David Bauduin : Je lui dirais que son action serait encore plus importante aujourd’hui qu’elle ne l’aurait été hier. Nos élèves ont besoin de se frotter aux grands textes antiques, qui sont toujours actuels tant ils ont posé des questions fondamentales de notre humanité. Il s’agit aussi de leur proposer un autre rapport au temps que celui auquel ils sont soumis et de les inviter à un décentrement si nécessaire pour gagner en distance critique. Je n’oublie pas un autre enjeu crucial, celui de l’acquisition de la langue : le français est habité par le latin et le grec. C’est d’ailleurs ce qui a motivé la création de l’enseignement optionnel de français et culture antique en classe de sixième, qui permet aux élèves de consolider leurs acquis en français par un appui sur le latin et le grec.

« Je pense aussi qu’il y a dans la formation qui a été la mienne, dans cette fréquentation que j’ai nouée depuis quelques décennies désormais avec les œuvres antiques, comme un principe de vie et une éthique individuelle, celle de la mesure, de la parole réfléchie, du débat constructif.»

Comment feriez-vous aujourd’hui un cours de latin et de grec qui puisse répondre à l’actualité de la recherche, de la société, de la politique ?

David Bauduin : Il n’est pas besoin de forcer un texte antique pour en révéler la permanence et l’actualité : les Classiques sont toujours actuels. J’évoquais tout à l’heure L’Assemblée des femmes d’Aristophane : songez à toutes les résonances de cette pièce aujourd’hui, sur la politique, sur la relation femme – homme, mais aussi sur les questions de représentation théâtrale jusque dans ses aspects les plus provocants ! Plus largement, il est évident qu’un professeur de lettres classiques doit s’attacher à se saisir des dernières avancées de la recherche pour nourrir son enseignement. Et nous ne manquons pas de matière actuellement, que ce soit pour ce qui concerne les découvertes archéologiques, les possibilités inédites apportées par les nouvelles technologies, jusqu’à l’intelligence artificielle qui a par exemple permis d’analyser un volumen carbonisé retrouvé à Pompéi …

Que représentent pour vous le latin et le grec ? Quel rôle a joué l’éducation classique dans votre vie et votre carrière ? Si vous étiez aujourd’hui un élève de collège, choisiriez-vous toujours le latin et le grec ? Pourquoi ?
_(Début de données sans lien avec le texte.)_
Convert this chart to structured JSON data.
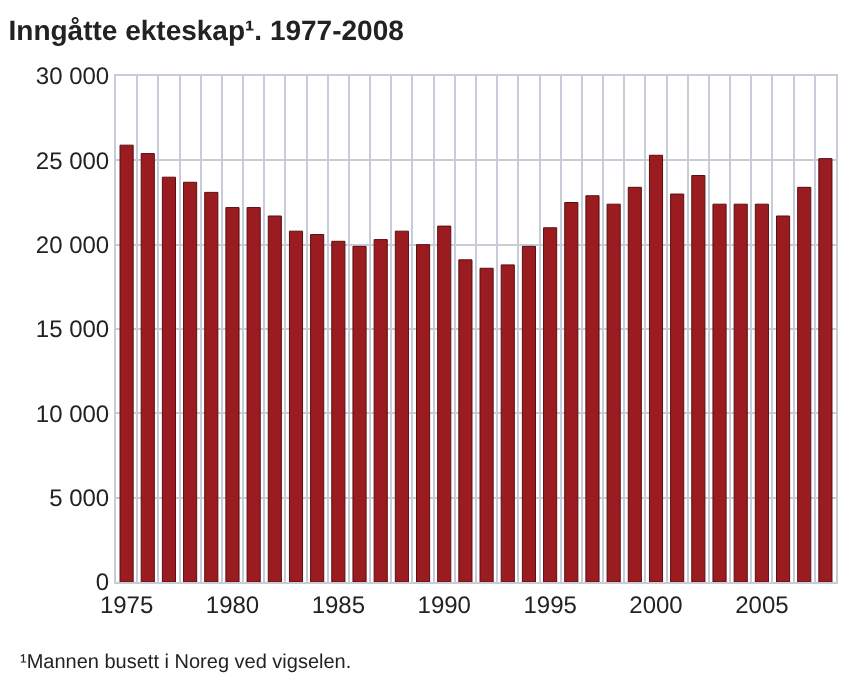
{
  "chart_data": {
    "type": "bar",
    "title": "Inngåtte ekteskap¹. 1977-2008",
    "x": [
      1975,
      1976,
      1977,
      1978,
      1979,
      1980,
      1981,
      1982,
      1983,
      1984,
      1985,
      1986,
      1987,
      1988,
      1989,
      1990,
      1991,
      1992,
      1993,
      1994,
      1995,
      1996,
      1997,
      1998,
      1999,
      2000,
      2001,
      2002,
      2003,
      2004,
      2005,
      2006,
      2007,
      2008
    ],
    "values": [
      25900,
      25400,
      24000,
      23700,
      23100,
      22200,
      22200,
      21700,
      20800,
      20600,
      20200,
      19900,
      20300,
      20800,
      20000,
      21100,
      19100,
      18600,
      18800,
      19900,
      21000,
      22500,
      22900,
      22400,
      23400,
      25300,
      23000,
      24100,
      22400,
      22400,
      22400,
      21700,
      23400,
      25100
    ],
    "color": "#9b1c20",
    "xlim": [
      1974.5,
      2008.5
    ],
    "xticks": [
      1975,
      1980,
      1985,
      1990,
      1995,
      2000,
      2005
    ],
    "ylim": [
      0,
      30000
    ],
    "yticks": [
      {
        "value": 0,
        "label": "0"
      },
      {
        "value": 5000,
        "label": "5 000"
      },
      {
        "value": 10000,
        "label": "10 000"
      },
      {
        "value": 15000,
        "label": "15 000"
      },
      {
        "value": 20000,
        "label": "20 000"
      },
      {
        "value": 25000,
        "label": "25 000"
      },
      {
        "value": 30000,
        "label": "30 000"
      }
    ],
    "grid": true,
    "annotations": [
      "¹Mannen busett i Noreg ved vigselen."
    ]
  }
}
David Bauduin : Vous me posez là une question qui me déstabilise, tant l’évidence du latin et du grec m’habite depuis longtemps. C’est pour moi une sorte de substrat fondamental, qui a nourri ma réflexion, qui enrichit mes lectures, jusqu’aux plus contemporaines dont beaucoup résonnent avec des œuvres antiques. Je pense aussi qu’il y a dans la formation qui a été la mienne, dans cette fréquentation que j’ai nouée depuis quelques décennies désormais avec les œuvres antiques, comme un principe de vie et une éthique individuelle, celle de la mesure, de la parole réfléchie, du débat constructif. Vous comprendrez donc que, s’il m’était donné la possibilité de revenir à mes vertes années de collège et de lycée, j’adorerais suivre un enseignement de langues et cultures de l’Antiquité tant il rayonne sur les autres disciplines et offre une formation incomparable en étude de la langue, de la littérature et des idées.